Mutação que nos ajudou a sobreviver ao frio pode ter causado a artrite

de Julia Moretto 0

Quando os seres humanos começaram sua migração fora da África há cerca de 100 mil anos, levaram consigo as sementes genéticas necessárias para ajudar a sobreviver ao frio amargo da Europa e da Ásia.

Mas os mesmos genes continham um fardo doloroso que aflige milhões de pessoas hoje. Segundo um novo estudo, uma variante de genes que ajudou nossos antepassados ​​a sobreviverem a climas extremos também aumenta a probabilidade de desenvolvermos artrite.

De acordo com pesquisadores das universidades de Stanford e Harvard, uma variante do gene GDF5 – que está associada ao crescimento ósseo e à formação de articulações – tem dois efeitos sobre aqueles que carregam mutações do gene: reduz o comprimento do osso (e, posteriormente, a altura) e quase pode dobrar a chance de osteoartrite.

“É claro que a maquinaria genética em torno de um gene pode ter um impacto dramático na forma como funciona”, diz um dos pesquisadores, o biólogo evolutivo Terence Capellini. 

“A variante que diminui a altura reduz a atividade do GDF5 nas placas de crescimento do osso. Curiosamente, a região que abriga esta variante está intimamente ligada a outras mutações que afetam a atividade de GDF5 nas articulações, aumentando o risco de artrose no joelho e quadril”.

No novo estudo, a equipe identificou uma região de DNA anteriormente desconhecida em torno do gene GDF5.

Dentro desta região – chamada GROW1 – os pesquisadores encontraram uma mudança de nucleotídeos que prevalece nos europeus e asiáticos, mas que raramente ocorre em africanos.

A ideia diz que esta mudança genética – que é encontrada na metade dos europeus e asiáticos – foi favorecida quando os homens modernos fizeram a caminhada da África entre 50.000 e 100.000 anos atrás. “Por ter sido selecionada positivamente, esta variante genética está presente em bilhões de pessoas”, diz o biólogo do desenvolvimento, David Kingsley, da Universidade de Stanford.

Mas como uma variante de genes que reduz o crescimento ósseo que ajudou nossos predecessores a sobreviverem em climas mais frios pode ter causado a artrite? A hipótese é que uma estrutura corporal mais compacta com ossos mais curtos pode ter ajudado a conter o risco de quebrar os ossos e sofrer ferimentos graves.

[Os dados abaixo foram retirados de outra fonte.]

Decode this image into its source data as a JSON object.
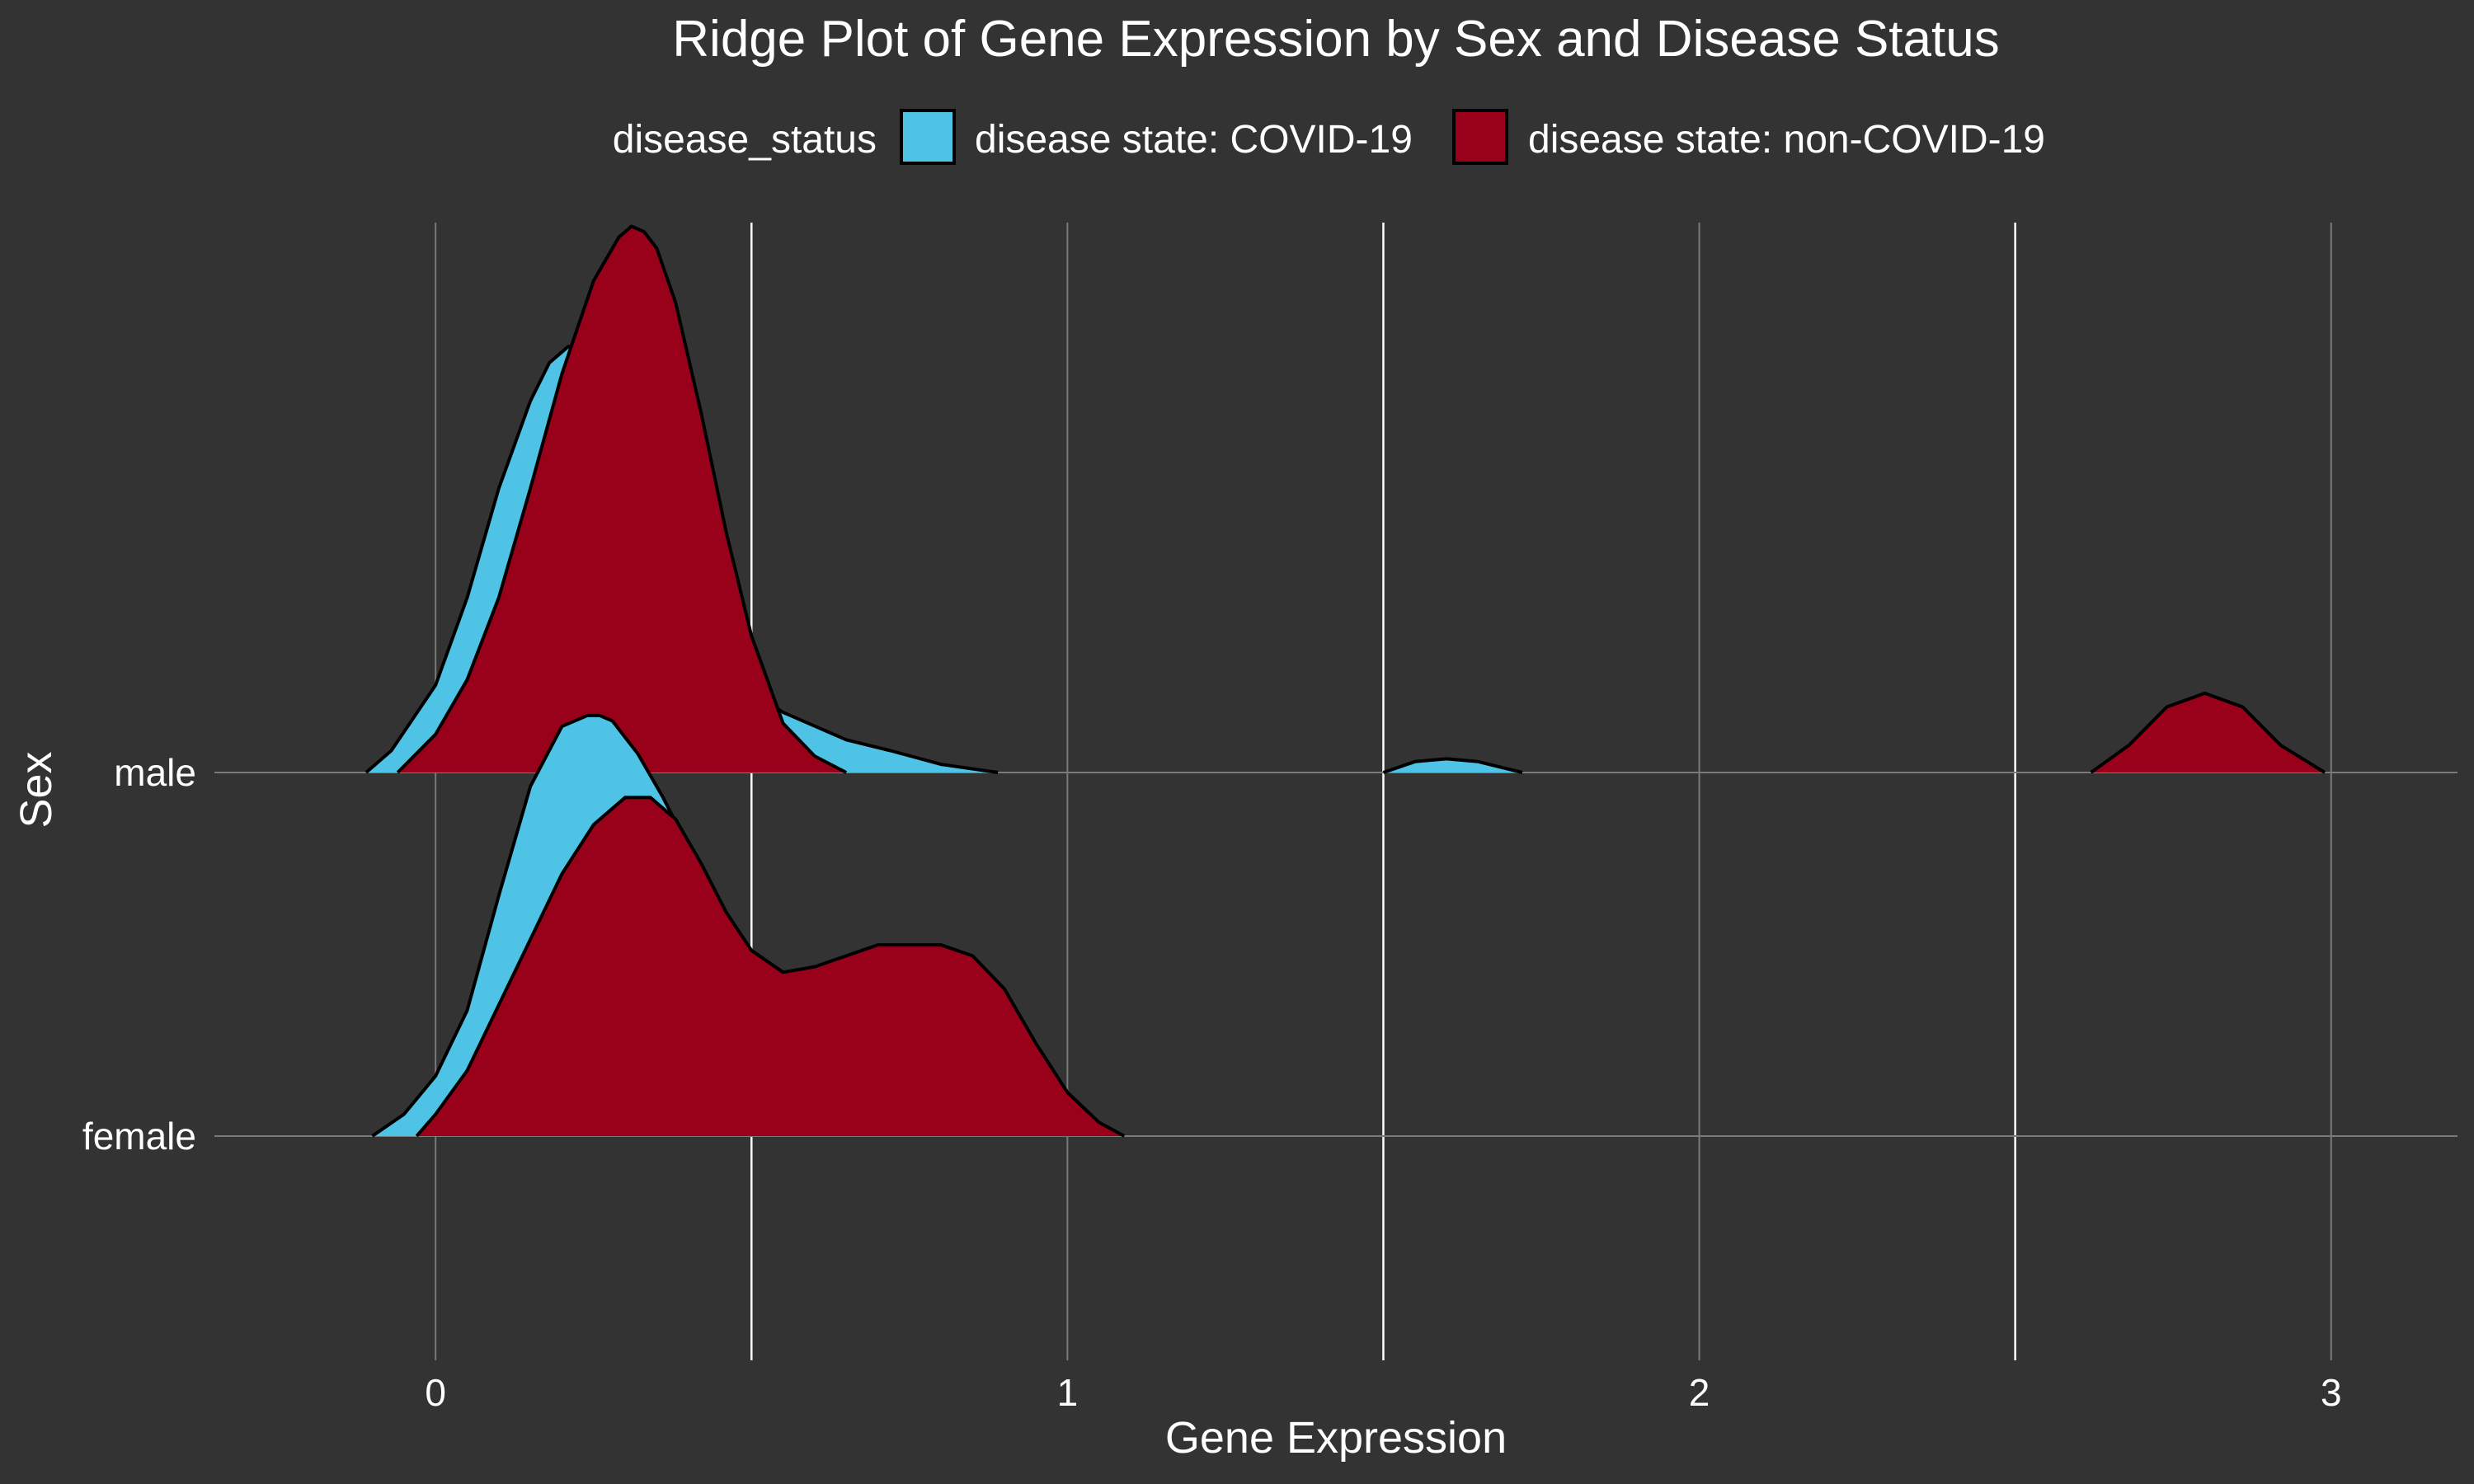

Além de reduzir o risco de membros quebrados, também é possível que o crescimento reduzido facilite a resistência a outros perigos que vêm com clima frio, graças à pele e extremidades menos expostas.

“As proporções dos membros em muitos animais endotérmicos seguem um padrão geográfico clássico chamado regra de Allen, em que as espécies em latitudes mais altas e mais frias desenvolvem apêndices distais mais curtos do que as espécies estreitamente relacionadas em latitudes mais baixas e mais quentes”, explicam os autores. “Os apêndices mais curtos conservam o calor do corpo e diminuem o risco de congelamento nas extremidades em ambientes mais frios”.

A migração para fora da África que aconteceu entre 50.000 e 100.000 anos atrás não foi a primeira jornada desse tipo.

Em tempos anteriores, neandertais e denisovanos também fizeram a migração e uma análise do DNA desses ancestrais antigos indicou a variante GROW1, sugerindo que os humanos têm repetidamente favorecido a mutação.

Os resultados estão relatados na Nature Genetics.